A história se inicia com Charles Bovary. Charles é um rapaz, fruto de um casamento conturbado e infeliz, que demorou mais que o normal para ingressar na escola, isso o fez servir de chacota de alguns dos colegas. Anos depois, Charles vai para a faculdade de medicina, onde vive uma vida boêmia e não dando tanta atenção ao curso (Muito diferente da atualidade, é claro). Aos trancos e barrancos, torna-se médico e acaba por casar-se pela primeira vez com uma viúva, mais velha que ele. A primeira Madame Bovary é uma mulher de algumas poses, porém extremamente ciumenta e controladora. Em determinado período, quando já situado em sua cidade como médico, atende ao chamado de um fazendeiro e consegue curar o abastado senhor de sua enfermidade, ele acaba por visitar a residência do gentil homem e conhece assim sua filha, Emma, um encantadora e meiga donzela, que logo cativa o coração do médico. Sua mulher, extremamente ciumenta, logo fica incomodada, mas pouco tempo depois falece, deixando Charles Bovary viúvo.

Após alguns meses, depois de passado o luto, Charles Bovary acaba por casar-se mais uma vez, agora com a linda Emma.
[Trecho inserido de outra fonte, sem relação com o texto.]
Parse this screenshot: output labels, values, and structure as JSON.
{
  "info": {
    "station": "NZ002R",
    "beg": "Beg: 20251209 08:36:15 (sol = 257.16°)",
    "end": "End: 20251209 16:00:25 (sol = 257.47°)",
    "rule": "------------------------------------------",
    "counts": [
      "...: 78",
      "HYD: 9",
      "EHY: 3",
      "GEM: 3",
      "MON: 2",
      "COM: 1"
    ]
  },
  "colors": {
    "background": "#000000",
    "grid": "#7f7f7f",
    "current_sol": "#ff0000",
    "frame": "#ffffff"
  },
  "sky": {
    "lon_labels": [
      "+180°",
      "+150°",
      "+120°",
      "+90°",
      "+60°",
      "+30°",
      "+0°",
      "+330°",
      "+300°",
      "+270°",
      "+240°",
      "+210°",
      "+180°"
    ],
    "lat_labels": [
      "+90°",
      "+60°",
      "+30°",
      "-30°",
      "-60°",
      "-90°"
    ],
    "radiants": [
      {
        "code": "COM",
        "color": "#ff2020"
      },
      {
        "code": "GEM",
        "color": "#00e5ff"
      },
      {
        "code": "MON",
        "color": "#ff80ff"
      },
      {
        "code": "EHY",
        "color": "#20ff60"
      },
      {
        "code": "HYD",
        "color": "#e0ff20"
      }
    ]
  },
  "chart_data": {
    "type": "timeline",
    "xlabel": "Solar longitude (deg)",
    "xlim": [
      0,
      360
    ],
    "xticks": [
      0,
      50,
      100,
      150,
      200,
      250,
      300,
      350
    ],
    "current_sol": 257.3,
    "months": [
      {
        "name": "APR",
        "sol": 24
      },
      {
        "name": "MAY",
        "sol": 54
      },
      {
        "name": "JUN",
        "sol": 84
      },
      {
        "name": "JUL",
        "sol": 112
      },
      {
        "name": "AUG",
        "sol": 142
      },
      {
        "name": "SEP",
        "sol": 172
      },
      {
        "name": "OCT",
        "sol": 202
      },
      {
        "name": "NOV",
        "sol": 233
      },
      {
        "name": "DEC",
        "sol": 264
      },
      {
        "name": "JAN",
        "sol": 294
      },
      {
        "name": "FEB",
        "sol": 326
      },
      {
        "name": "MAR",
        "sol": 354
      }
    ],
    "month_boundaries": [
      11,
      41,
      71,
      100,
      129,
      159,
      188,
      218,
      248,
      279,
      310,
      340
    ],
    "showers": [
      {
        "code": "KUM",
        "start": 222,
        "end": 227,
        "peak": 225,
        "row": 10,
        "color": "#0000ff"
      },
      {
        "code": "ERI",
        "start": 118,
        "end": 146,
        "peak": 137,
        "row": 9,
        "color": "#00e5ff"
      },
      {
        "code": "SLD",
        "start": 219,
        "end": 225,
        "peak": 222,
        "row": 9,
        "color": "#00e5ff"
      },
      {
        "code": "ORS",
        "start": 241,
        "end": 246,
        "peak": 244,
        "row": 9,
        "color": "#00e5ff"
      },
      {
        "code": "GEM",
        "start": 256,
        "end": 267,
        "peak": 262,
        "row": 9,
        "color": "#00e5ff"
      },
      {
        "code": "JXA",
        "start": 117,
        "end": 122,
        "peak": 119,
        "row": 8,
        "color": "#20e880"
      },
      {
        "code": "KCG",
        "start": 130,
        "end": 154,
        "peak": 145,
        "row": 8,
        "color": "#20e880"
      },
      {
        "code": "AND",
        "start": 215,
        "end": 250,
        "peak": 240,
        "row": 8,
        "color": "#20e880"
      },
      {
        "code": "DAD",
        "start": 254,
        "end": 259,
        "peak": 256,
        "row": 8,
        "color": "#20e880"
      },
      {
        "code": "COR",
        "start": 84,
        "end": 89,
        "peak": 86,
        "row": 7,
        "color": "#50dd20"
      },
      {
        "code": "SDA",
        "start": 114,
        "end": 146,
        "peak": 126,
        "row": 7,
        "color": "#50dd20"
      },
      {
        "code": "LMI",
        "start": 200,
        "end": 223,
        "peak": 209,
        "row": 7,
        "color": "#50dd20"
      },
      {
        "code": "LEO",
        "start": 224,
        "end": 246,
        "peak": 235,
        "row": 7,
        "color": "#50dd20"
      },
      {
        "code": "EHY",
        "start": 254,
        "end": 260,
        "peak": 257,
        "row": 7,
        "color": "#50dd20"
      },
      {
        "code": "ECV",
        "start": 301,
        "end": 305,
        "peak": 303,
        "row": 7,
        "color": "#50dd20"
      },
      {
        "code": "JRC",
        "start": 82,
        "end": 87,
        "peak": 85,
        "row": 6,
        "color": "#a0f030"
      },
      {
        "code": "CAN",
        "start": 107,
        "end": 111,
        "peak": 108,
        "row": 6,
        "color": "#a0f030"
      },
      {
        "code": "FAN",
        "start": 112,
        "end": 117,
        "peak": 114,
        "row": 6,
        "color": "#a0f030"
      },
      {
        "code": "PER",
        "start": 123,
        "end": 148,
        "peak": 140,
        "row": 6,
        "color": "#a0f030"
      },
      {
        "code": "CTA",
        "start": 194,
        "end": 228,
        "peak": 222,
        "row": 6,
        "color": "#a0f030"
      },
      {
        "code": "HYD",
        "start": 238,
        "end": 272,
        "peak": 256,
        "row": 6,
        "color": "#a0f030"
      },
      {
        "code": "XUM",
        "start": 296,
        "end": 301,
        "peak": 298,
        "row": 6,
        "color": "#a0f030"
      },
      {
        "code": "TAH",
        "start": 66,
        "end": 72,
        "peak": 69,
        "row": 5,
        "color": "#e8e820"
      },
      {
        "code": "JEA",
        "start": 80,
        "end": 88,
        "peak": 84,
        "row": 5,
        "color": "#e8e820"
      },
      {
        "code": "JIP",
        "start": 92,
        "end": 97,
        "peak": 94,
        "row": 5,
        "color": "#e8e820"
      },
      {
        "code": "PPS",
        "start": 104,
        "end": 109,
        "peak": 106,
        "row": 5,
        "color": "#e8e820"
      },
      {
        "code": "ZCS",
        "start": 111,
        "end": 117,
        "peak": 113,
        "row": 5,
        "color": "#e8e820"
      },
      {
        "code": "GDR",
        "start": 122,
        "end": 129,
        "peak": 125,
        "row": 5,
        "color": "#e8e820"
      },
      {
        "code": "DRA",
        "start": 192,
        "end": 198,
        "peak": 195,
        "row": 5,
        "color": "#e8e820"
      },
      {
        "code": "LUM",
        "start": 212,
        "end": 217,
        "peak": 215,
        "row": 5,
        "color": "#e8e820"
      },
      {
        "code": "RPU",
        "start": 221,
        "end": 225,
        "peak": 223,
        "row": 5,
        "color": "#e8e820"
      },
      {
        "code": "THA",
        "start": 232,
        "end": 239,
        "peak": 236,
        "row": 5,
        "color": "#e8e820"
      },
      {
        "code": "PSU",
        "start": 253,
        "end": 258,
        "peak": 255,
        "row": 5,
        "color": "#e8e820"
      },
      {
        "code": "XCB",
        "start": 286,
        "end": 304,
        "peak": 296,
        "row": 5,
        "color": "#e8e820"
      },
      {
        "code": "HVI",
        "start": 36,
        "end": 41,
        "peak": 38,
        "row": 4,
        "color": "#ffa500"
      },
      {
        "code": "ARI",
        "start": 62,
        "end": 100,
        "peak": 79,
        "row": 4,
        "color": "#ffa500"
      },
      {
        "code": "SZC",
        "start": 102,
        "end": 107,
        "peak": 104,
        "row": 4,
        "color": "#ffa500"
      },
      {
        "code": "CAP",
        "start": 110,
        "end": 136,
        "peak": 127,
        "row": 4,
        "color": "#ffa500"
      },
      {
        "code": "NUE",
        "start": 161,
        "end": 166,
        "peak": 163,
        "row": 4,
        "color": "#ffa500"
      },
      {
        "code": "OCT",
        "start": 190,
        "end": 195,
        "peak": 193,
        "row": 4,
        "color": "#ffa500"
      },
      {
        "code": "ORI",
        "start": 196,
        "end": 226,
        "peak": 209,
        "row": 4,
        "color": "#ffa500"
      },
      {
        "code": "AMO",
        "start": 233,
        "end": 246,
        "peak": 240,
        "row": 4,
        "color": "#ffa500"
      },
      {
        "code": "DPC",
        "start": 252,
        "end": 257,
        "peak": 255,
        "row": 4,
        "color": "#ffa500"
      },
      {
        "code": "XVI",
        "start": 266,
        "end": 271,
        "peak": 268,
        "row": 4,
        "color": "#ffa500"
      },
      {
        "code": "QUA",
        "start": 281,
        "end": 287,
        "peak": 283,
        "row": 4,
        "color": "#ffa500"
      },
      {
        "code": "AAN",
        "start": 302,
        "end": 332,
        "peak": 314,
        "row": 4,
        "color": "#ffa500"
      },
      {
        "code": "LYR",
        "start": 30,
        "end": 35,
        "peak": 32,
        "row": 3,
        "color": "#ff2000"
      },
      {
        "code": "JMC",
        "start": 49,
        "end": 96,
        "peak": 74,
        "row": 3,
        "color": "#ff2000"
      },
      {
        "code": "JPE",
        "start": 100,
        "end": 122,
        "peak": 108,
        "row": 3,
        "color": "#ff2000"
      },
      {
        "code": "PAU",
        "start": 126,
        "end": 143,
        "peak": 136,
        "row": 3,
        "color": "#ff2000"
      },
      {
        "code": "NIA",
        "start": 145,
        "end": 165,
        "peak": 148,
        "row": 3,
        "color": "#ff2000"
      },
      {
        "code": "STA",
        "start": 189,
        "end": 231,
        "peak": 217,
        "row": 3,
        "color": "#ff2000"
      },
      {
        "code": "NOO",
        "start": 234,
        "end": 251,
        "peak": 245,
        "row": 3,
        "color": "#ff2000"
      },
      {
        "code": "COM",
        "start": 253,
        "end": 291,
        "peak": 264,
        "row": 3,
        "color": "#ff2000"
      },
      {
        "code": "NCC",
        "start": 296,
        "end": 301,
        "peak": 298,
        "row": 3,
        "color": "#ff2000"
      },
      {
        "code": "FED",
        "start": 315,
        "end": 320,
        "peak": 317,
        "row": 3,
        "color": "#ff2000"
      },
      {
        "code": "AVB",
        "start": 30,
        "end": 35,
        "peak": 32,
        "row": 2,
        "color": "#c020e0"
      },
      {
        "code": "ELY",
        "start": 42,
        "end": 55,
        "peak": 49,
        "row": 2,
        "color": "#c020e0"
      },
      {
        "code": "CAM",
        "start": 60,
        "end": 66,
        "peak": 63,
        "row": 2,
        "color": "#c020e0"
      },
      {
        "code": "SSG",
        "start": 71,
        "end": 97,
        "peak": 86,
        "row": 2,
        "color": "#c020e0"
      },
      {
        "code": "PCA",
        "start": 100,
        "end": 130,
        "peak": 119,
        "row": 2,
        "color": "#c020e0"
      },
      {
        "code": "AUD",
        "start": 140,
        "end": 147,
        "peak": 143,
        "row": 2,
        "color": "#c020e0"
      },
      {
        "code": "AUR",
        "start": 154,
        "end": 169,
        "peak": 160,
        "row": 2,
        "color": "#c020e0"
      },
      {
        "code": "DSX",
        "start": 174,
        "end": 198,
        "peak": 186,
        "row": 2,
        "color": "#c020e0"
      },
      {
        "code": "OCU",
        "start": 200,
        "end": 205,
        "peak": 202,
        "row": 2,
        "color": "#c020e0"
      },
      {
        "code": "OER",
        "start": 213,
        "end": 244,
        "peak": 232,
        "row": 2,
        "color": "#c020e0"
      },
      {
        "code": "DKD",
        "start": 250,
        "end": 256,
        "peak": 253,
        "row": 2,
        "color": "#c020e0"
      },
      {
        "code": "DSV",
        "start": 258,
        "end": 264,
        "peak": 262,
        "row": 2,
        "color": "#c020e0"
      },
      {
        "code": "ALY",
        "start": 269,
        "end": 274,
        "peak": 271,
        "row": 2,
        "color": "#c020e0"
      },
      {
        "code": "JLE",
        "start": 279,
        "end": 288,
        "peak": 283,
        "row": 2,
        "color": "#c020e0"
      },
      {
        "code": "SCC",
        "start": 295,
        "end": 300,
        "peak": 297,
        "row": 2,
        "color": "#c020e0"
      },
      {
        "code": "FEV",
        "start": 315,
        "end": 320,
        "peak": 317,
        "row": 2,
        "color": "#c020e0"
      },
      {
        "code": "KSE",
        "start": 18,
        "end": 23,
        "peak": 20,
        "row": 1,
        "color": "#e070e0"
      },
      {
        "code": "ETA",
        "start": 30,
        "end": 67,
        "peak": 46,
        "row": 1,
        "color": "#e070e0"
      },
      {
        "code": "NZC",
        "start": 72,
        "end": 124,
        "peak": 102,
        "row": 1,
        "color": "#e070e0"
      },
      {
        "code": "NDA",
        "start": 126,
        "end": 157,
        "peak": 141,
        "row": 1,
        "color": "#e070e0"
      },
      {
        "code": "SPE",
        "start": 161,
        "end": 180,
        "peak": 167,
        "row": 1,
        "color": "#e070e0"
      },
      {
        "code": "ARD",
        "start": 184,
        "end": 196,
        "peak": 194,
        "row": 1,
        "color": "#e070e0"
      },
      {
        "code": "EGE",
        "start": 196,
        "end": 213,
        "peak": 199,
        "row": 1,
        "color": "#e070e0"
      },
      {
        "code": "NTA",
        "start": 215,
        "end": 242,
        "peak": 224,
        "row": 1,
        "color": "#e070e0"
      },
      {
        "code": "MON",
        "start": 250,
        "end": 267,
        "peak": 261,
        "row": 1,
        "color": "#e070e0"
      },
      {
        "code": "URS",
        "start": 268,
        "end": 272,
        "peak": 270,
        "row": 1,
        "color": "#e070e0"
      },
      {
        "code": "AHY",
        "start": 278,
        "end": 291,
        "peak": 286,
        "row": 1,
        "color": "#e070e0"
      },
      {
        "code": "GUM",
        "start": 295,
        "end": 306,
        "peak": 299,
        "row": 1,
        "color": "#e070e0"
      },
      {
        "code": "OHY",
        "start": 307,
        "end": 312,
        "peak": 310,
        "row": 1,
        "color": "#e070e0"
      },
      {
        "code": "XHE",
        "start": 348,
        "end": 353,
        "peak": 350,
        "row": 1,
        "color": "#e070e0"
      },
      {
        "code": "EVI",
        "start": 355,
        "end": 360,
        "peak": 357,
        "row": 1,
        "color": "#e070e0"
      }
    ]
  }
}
Passamos então a acompanhar a vida desse casal a partir da nova Madame Bovary. Emma é uma garota que foi criada em um convento e, para passar os dias, deleitava-se em romances, o que a tornou uma jovem sonhadora e que idealizava os romances perfeitos dos tantos livros que lia. Temos aqui o ilustre caso de uma pessoa que tinha acesso a literatura, mas que não sabia como se portar com a informação que recebia, o que a tornou, de certa forma, alienada quanto ao tema (soa familiar?). Por idealizar tantas maravilhas, acabou por perceber que a vida de casada não era aquele sonho romântico que soa mente criou, o que a tornou, com o passar do tempo, amargurada quanto ao casamento. Mas, o que fazer? Era mulher, numa época em que mulheres eram totalmente devotas ao marido e ao lar. Eis então o método o escapismo: o adultério!

Diferente do que eu imaginei, por tanto ouvir falar desse conturbado tema, Emma Bovary teve apenas dois amantes: o primeiro, Rodolphe, é um tipo de Bon Vivant do campo. com quem ela tem um caso meramente carnal e que a abandona quando ela almeja mais dele. O segundo, Léon, é um jovem com quem ela teve um affair, antes mesmo de Rodolphe, mas que veio apenas a se concretizar tempos depois, quando se encontrava desgostosa da vida com o abandono do primeiro amante.

Sem dúvida alguma, a grande protagonista da história é Emma Bovary. Ela tornou-se um marco na literatura mundial, pois foi a primeira vez que uma mulher foi descrita com tamanha autonomia e poderio. Madame Bovary é uma mulher forte, não por portar uma arma, ou por trair o marido, mas por, mesmo sentindo-se prisioneira em sua vida matrimonial, tinha total controle de sua vida, ela tem total autonomia e liberdade em suas ações, a tal ponto que conseguimos ver que nem mesmo o autor consegue contê-la, sendo ela mesma a definir o curso de toda sua vida, ate o final.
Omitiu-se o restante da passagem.